Aliás, talvez não seja por acaso que, nos últimos meses, o panorama empresarial mundial tenha sido dominado muito mais por notícias de fusões e outras formas de aliança empresarial do que por histórias de sucesso de pequenos Davis ousados e gananciosos.
Um exemplo típico é a indústria do entretenimento e das comunicações. Antigamente a estratégia básica de uma multinacional era entrar num mercado e dominá-lo fisicamente. Agora formam-se alianças multinacionais, reunindo empresas com o mesmo foco, mas muitas vezes deixando a um sócio local a responsabilidade por entender o mercado.

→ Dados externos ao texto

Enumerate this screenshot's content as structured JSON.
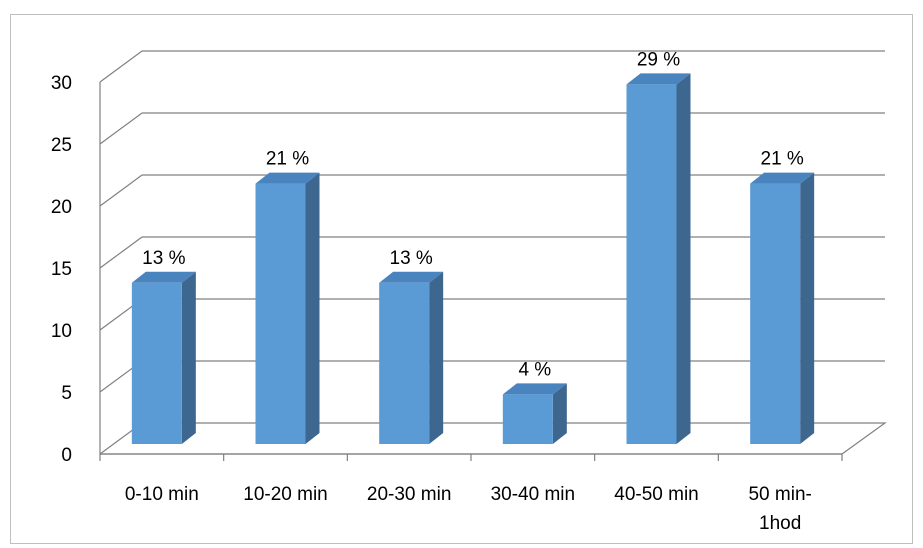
{
  "chart_data": {
    "type": "bar",
    "style": "3d-column",
    "categories": [
      "0-10 min",
      "10-20 min",
      "20-30 min",
      "30-40 min",
      "40-50 min",
      "50 min-1hod"
    ],
    "values": [
      13,
      21,
      13,
      4,
      29,
      21
    ],
    "data_labels": [
      "13 %",
      "21 %",
      "13 %",
      "4 %",
      "29 %",
      "21 %"
    ],
    "yticks": [
      0,
      5,
      10,
      15,
      20,
      25,
      30
    ],
    "ylim": [
      0,
      30
    ],
    "title": "",
    "xlabel": "",
    "ylabel": "",
    "grid": true,
    "legend": "none",
    "colors": {
      "bar_front": "#5b9bd5",
      "bar_top": "#4a84bf",
      "bar_side": "#3e6790",
      "gridline": "#808080"
    }
  }
}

Conclusão: não é o conceito de organização virtual que perde terreno, mas o preconceito de que apenas empresas pequenas, enxutas, flexíveis ou coisa do gênero sejam capazes de formar alianças estratégicas dinâmicas e eficientes.
A grande empresa também pode ser virtual. Nas palavras dos dois especialistas: "O desafio dos administradores é escolher a forma organizacional que melhor se adapta ao tipo de inovação que estão perseguindo". O "networking" (formação de redes) e os ganhos de escala, mesmo a nível global, não são incompatíveis.
Resta saber como identificar os vários tipos de inovação tecnológica. Há inovações autônomas, que ocorrem com alguma independência. E há inovações sistêmicas, que dependem da existência de um conjunto de inovações complementares. Quanto mais sistêmica a inovação em jogo, mais necessário o "networking" para viabilizar uma estratégia empresarial.
Mas, em muitos casos, apenas a grande empresa terá condições de implementar projetos com alto grau de dependência de inovações sistêmicas. "Small is beautiful", mas pode não passar disso.